Dennis Reeves

Personal information
- Full name: Dennis John Richardson Reeves
- Date of birth: 1 December 1944 (age 81)
- Place of birth: Lochmaben, Scotland
- Position: Goalkeeper

Youth career
- 1961–1963: Chester

Senior career*
- Years: Team / Apps / (Gls)
- 1963–1967: Chester / 139 / (0)
- 1967–1969: Wrexham / 15 / (0)
- 1969–1975: Wigan Athletic / 233 / (0)

= Dennis Reeves =

Scottish footballer

Dennis Reeves (born 1 December 1944) is a Scottish former footballer who played as a goalkeeper.

==Playing career==
Although born in Scotland, Reeves spent his entire playing career in England and Wales. He was invited to trials at Chester in 1961, making his debut in The Football League for the club against Rochdale in October 1963. He was a regular in the side for the next three years. On 9 January 1965, he made a superb one-handed save at Old Trafford to deny Bobby Charlton in Chester's 2-1 defeat against Manchester United in the FA Cup third round.
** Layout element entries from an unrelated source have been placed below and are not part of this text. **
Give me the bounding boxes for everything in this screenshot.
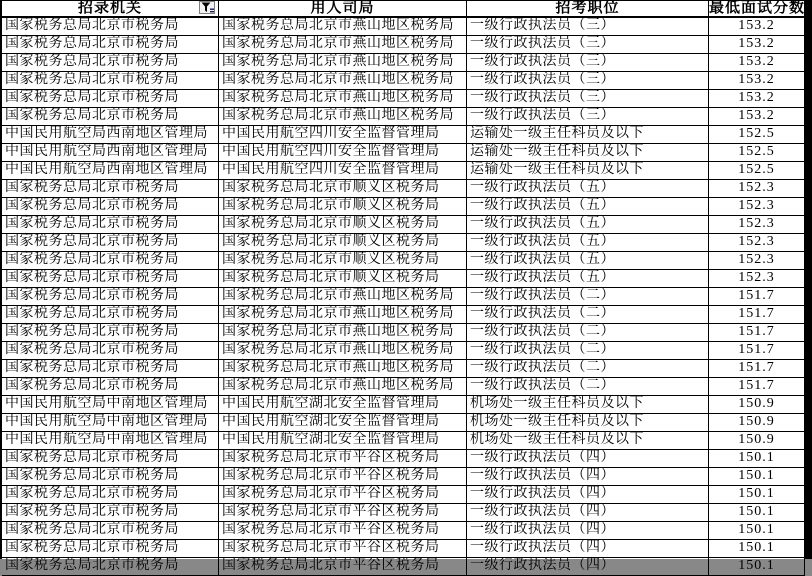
cell-min-interview-score[interactable]: 152.5 <box>709 162 805 180</box>
cell-employing-department[interactable]: 国家税务总局北京市燕山地区税务局 <box>219 306 467 324</box>
cell-recruiting-agency[interactable]: 国家税务总局北京市税务局 <box>2 522 219 540</box>
cell-position[interactable]: 运输处一级主任科员及以下 <box>467 126 709 144</box>
cell-position[interactable]: 一级行政执法员（三） <box>467 18 709 36</box>
cell-employing-department[interactable]: 国家税务总局北京市平谷区税务局 <box>219 522 467 540</box>
cell-position[interactable]: 一级行政执法员（四） <box>467 504 709 522</box>
cell-recruiting-agency[interactable]: 国家税务总局北京市税务局 <box>2 72 219 90</box>
table-row <box>2 18 805 36</box>
cell-employing-department[interactable]: 国家税务总局北京市平谷区税务局 <box>219 504 467 522</box>
cell-employing-department[interactable]: 国家税务总局北京市顺义区税务局 <box>219 198 467 216</box>
cell-employing-department[interactable]: 国家税务总局北京市燕山地区税务局 <box>219 54 467 72</box>
cell-min-interview-score[interactable]: 150.1 <box>709 486 805 504</box>
table-body <box>2 18 805 576</box>
cell-position[interactable]: 一级行政执法员（三） <box>467 54 709 72</box>
table-row <box>2 270 805 288</box>
cell-employing-department[interactable]: 国家税务总局北京市燕山地区税务局 <box>219 108 467 126</box>
cell-employing-department[interactable]: 国家税务总局北京市燕山地区税务局 <box>219 288 467 306</box>
cell-recruiting-agency[interactable]: 国家税务总局北京市税务局 <box>2 270 219 288</box>
cell-recruiting-agency[interactable]: 中国民用航空局西南地区管理局 <box>2 126 219 144</box>
cell-employing-department[interactable]: 中国民用航空四川安全监督管理局 <box>219 144 467 162</box>
cell-employing-department[interactable]: 国家税务总局北京市燕山地区税务局 <box>219 72 467 90</box>
cell-employing-department[interactable]: 中国民用航空四川安全监督管理局 <box>219 126 467 144</box>
table-row <box>2 306 805 324</box>
cell-min-interview-score[interactable]: 152.3 <box>709 252 805 270</box>
table-row <box>2 324 805 342</box>
cell-min-interview-score[interactable]: 153.2 <box>709 108 805 126</box>
cell-position[interactable]: 一级行政执法员（三） <box>467 90 709 108</box>
cell-recruiting-agency[interactable]: 国家税务总局北京市税务局 <box>2 486 219 504</box>
column-header-label: 招考职位 <box>555 0 620 16</box>
cell-employing-department[interactable]: 国家税务总局北京市燕山地区税务局 <box>219 324 467 342</box>
table-row <box>2 54 805 72</box>
cell-recruiting-agency[interactable]: 国家税务总局北京市税务局 <box>2 288 219 306</box>
cell-employing-department[interactable]: 国家税务总局北京市平谷区税务局 <box>219 540 467 558</box>
cell-recruiting-agency[interactable]: 国家税务总局北京市税务局 <box>2 252 219 270</box>
cell-position[interactable]: 一级行政执法员（五） <box>467 252 709 270</box>
funnel-filter-applied-icon <box>201 2 214 13</box>
cell-recruiting-agency[interactable]: 国家税务总局北京市税务局 <box>2 360 219 378</box>
autofilter-button[interactable] <box>199 1 215 14</box>
cell-recruiting-agency[interactable]: 国家税务总局北京市税务局 <box>2 342 219 360</box>
cell-min-interview-score[interactable]: 152.3 <box>709 216 805 234</box>
cell-employing-department[interactable]: 国家税务总局北京市顺义区税务局 <box>219 216 467 234</box>
cell-employing-department[interactable]: 国家税务总局北京市燕山地区税务局 <box>219 378 467 396</box>
cell-min-interview-score[interactable]: 153.2 <box>709 18 805 36</box>
cell-position[interactable]: 一级行政执法员（四） <box>467 468 709 486</box>
cell-recruiting-agency[interactable]: 国家税务总局北京市税务局 <box>2 234 219 252</box>
cell-position[interactable]: 机场处一级主任科员及以下 <box>467 432 709 450</box>
table-row <box>2 432 805 450</box>
cell-position[interactable]: 一级行政执法员（三） <box>467 72 709 90</box>
table-row <box>2 342 805 360</box>
cell-position[interactable]: 机场处一级主任科员及以下 <box>467 396 709 414</box>
cell-recruiting-agency[interactable]: 国家税务总局北京市税务局 <box>2 54 219 72</box>
cell-position[interactable]: 一级行政执法员（四） <box>467 522 709 540</box>
table-row <box>2 558 805 576</box>
table-row <box>2 234 805 252</box>
column-header-recruiting-agency[interactable] <box>2 1 219 18</box>
cell-position[interactable]: 一级行政执法员（三） <box>467 108 709 126</box>
screen-right-edge <box>805 0 812 559</box>
cell-min-interview-score[interactable]: 151.7 <box>709 342 805 360</box>
table-row <box>2 378 805 396</box>
cell-recruiting-agency[interactable]: 国家税务总局北京市税务局 <box>2 450 219 468</box>
table-row <box>2 126 805 144</box>
cell-position[interactable]: 一级行政执法员（二） <box>467 288 709 306</box>
cell-position[interactable]: 一级行政执法员（五） <box>467 198 709 216</box>
table-row <box>2 216 805 234</box>
table-row <box>2 468 805 486</box>
cell-min-interview-score[interactable]: 152.3 <box>709 270 805 288</box>
table-row <box>2 198 805 216</box>
cell-recruiting-agency[interactable]: 国家税务总局北京市税务局 <box>2 36 219 54</box>
table-row <box>2 414 805 432</box>
table-row <box>2 252 805 270</box>
cell-min-interview-score[interactable]: 152.3 <box>709 234 805 252</box>
cell-min-interview-score[interactable]: 151.7 <box>709 378 805 396</box>
cell-employing-department[interactable]: 国家税务总局北京市顺义区税务局 <box>219 234 467 252</box>
table-row <box>2 360 805 378</box>
cell-employing-department[interactable]: 国家税务总局北京市燕山地区税务局 <box>219 360 467 378</box>
cell-employing-department[interactable]: 国家税务总局北京市平谷区税务局 <box>219 486 467 504</box>
cell-employing-department[interactable]: 中国民用航空湖北安全监督管理局 <box>219 432 467 450</box>
cell-min-interview-score[interactable]: 151.7 <box>709 288 805 306</box>
cell-min-interview-score[interactable]: 151.7 <box>709 324 805 342</box>
cell-recruiting-agency[interactable]: 国家税务总局北京市税务局 <box>2 468 219 486</box>
cell-employing-department[interactable]: 国家税务总局北京市燕山地区税务局 <box>219 90 467 108</box>
table-row <box>2 486 805 504</box>
cell-min-interview-score[interactable]: 152.3 <box>709 198 805 216</box>
cell-position[interactable]: 一级行政执法员（三） <box>467 36 709 54</box>
column-header-label: 用人司局 <box>310 0 375 16</box>
cell-min-interview-score[interactable]: 150.9 <box>709 432 805 450</box>
cell-recruiting-agency[interactable]: 中国民用航空局中南地区管理局 <box>2 414 219 432</box>
cell-employing-department[interactable]: 国家税务总局北京市平谷区税务局 <box>219 450 467 468</box>
cell-employing-department[interactable]: 中国民用航空湖北安全监督管理局 <box>219 396 467 414</box>
column-header-label: 最低面试分数 <box>709 0 806 16</box>
cell-position[interactable]: 一级行政执法员（二） <box>467 342 709 360</box>
cell-position[interactable]: 运输处一级主任科员及以下 <box>467 144 709 162</box>
column-header-position[interactable] <box>467 1 709 18</box>
cell-min-interview-score[interactable]: 150.1 <box>709 558 805 576</box>
cell-employing-department[interactable]: 国家税务总局北京市燕山地区税务局 <box>219 36 467 54</box>
cell-min-interview-score[interactable]: 150.1 <box>709 522 805 540</box>
table-row <box>2 396 805 414</box>
cell-recruiting-agency[interactable]: 国家税务总局北京市税务局 <box>2 378 219 396</box>
cell-min-interview-score[interactable]: 152.5 <box>709 144 805 162</box>
cell-min-interview-score[interactable]: 153.2 <box>709 72 805 90</box>
table-row <box>2 90 805 108</box>
table-header-row <box>2 1 805 18</box>
cell-position[interactable]: 运输处一级主任科员及以下 <box>467 162 709 180</box>
cell-employing-department[interactable]: 国家税务总局北京市平谷区税务局 <box>219 468 467 486</box>
cell-min-interview-score[interactable]: 151.7 <box>709 360 805 378</box>
cell-recruiting-agency[interactable]: 国家税务总局北京市税务局 <box>2 108 219 126</box>
cell-employing-department[interactable]: 国家税务总局北京市顺义区税务局 <box>219 180 467 198</box>
cell-position[interactable]: 一级行政执法员（二） <box>467 360 709 378</box>
table-row <box>2 36 805 54</box>
table-row <box>2 450 805 468</box>
table-row <box>2 522 805 540</box>
table-row <box>2 72 805 90</box>
cell-position[interactable]: 一级行政执法员（五） <box>467 216 709 234</box>
table-row <box>2 180 805 198</box>
cell-position[interactable]: 一级行政执法员（四） <box>467 558 709 576</box>
cell-position[interactable]: 一级行政执法员（四） <box>467 450 709 468</box>
cell-min-interview-score[interactable]: 153.2 <box>709 54 805 72</box>
table-row <box>2 540 805 558</box>
cell-position[interactable]: 一级行政执法员（五） <box>467 270 709 288</box>
column-header-min-interview-score[interactable] <box>709 1 805 18</box>
cell-employing-department[interactable]: 国家税务总局北京市顺义区税务局 <box>219 252 467 270</box>
cell-position[interactable]: 一级行政执法员（二） <box>467 306 709 324</box>
cell-recruiting-agency[interactable]: 国家税务总局北京市税务局 <box>2 540 219 558</box>
cell-recruiting-agency[interactable]: 中国民用航空局中南地区管理局 <box>2 396 219 414</box>
cell-position[interactable]: 一级行政执法员（二） <box>467 324 709 342</box>
cell-employing-department[interactable]: 国家税务总局北京市燕山地区税务局 <box>219 342 467 360</box>
cell-recruiting-agency[interactable]: 国家税务总局北京市税务局 <box>2 324 219 342</box>
table-row <box>2 504 805 522</box>
cell-min-interview-score[interactable]: 152.5 <box>709 126 805 144</box>
cell-recruiting-agency[interactable]: 中国民用航空局中南地区管理局 <box>2 432 219 450</box>
table-row <box>2 288 805 306</box>
cell-recruiting-agency[interactable]: 国家税务总局北京市税务局 <box>2 18 219 36</box>
cell-min-interview-score[interactable]: 153.2 <box>709 90 805 108</box>
cell-recruiting-agency[interactable]: 国家税务总局北京市税务局 <box>2 198 219 216</box>
cell-recruiting-agency[interactable]: 国家税务总局北京市税务局 <box>2 306 219 324</box>
cell-min-interview-score[interactable]: 152.3 <box>709 180 805 198</box>
cell-recruiting-agency[interactable]: 中国民用航空局西南地区管理局 <box>2 162 219 180</box>
cell-min-interview-score[interactable]: 150.1 <box>709 504 805 522</box>
cell-min-interview-score[interactable]: 151.7 <box>709 306 805 324</box>
table-row <box>2 162 805 180</box>
cell-recruiting-agency[interactable]: 国家税务总局北京市税务局 <box>2 90 219 108</box>
cell-recruiting-agency[interactable]: 中国民用航空局西南地区管理局 <box>2 144 219 162</box>
cell-employing-department[interactable]: 国家税务总局北京市平谷区税务局 <box>219 558 467 576</box>
cell-position[interactable]: 一级行政执法员（五） <box>467 180 709 198</box>
cell-recruiting-agency[interactable]: 国家税务总局北京市税务局 <box>2 504 219 522</box>
cell-min-interview-score[interactable]: 150.1 <box>709 468 805 486</box>
column-header-label: 招录机关 <box>77 0 142 16</box>
table-row <box>2 144 805 162</box>
cell-recruiting-agency[interactable]: 国家税务总局北京市税务局 <box>2 180 219 198</box>
cell-employing-department[interactable]: 中国民用航空四川安全监督管理局 <box>219 162 467 180</box>
cell-recruiting-agency[interactable]: 国家税务总局北京市税务局 <box>2 558 219 576</box>
cell-position[interactable]: 一级行政执法员（四） <box>467 540 709 558</box>
cell-employing-department[interactable]: 中国民用航空湖北安全监督管理局 <box>219 414 467 432</box>
cell-employing-department[interactable]: 国家税务总局北京市顺义区税务局 <box>219 270 467 288</box>
cell-recruiting-agency[interactable]: 国家税务总局北京市税务局 <box>2 216 219 234</box>
column-header-employing-department[interactable] <box>219 1 467 18</box>
cell-position[interactable]: 一级行政执法员（二） <box>467 378 709 396</box>
cell-min-interview-score[interactable]: 153.2 <box>709 36 805 54</box>
cell-position[interactable]: 一级行政执法员（四） <box>467 486 709 504</box>
cell-min-interview-score[interactable]: 150.1 <box>709 540 805 558</box>
cell-min-interview-score[interactable]: 150.1 <box>709 450 805 468</box>
table-row <box>2 108 805 126</box>
cell-min-interview-score[interactable]: 150.9 <box>709 414 805 432</box>
cell-min-interview-score[interactable]: 150.9 <box>709 396 805 414</box>
cell-employing-department[interactable]: 国家税务总局北京市燕山地区税务局 <box>219 18 467 36</box>
cell-position[interactable]: 机场处一级主任科员及以下 <box>467 414 709 432</box>
cell-position[interactable]: 一级行政执法员（五） <box>467 234 709 252</box>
Reeves asked Chester for a transfer after losing his place to Terry Carling during the 1966–67 season. In October 1967 he moved to local rivals Wrexham where he made 15 league appearances. In 1969 he began playing Non-League football with Wigan Athletic. Reeves felt he produced the best form of his career playing at Wigan's Springfield Park, which included the 1973 final of the FA Trophy at Wembley Stadium. He went on to make a total of 233 appearances for the Northern Premier League club.

Reeves announced his retirement at the end of the 1974–75 season. Back in Chester, he worked as a painter and decorator, and played club cricket.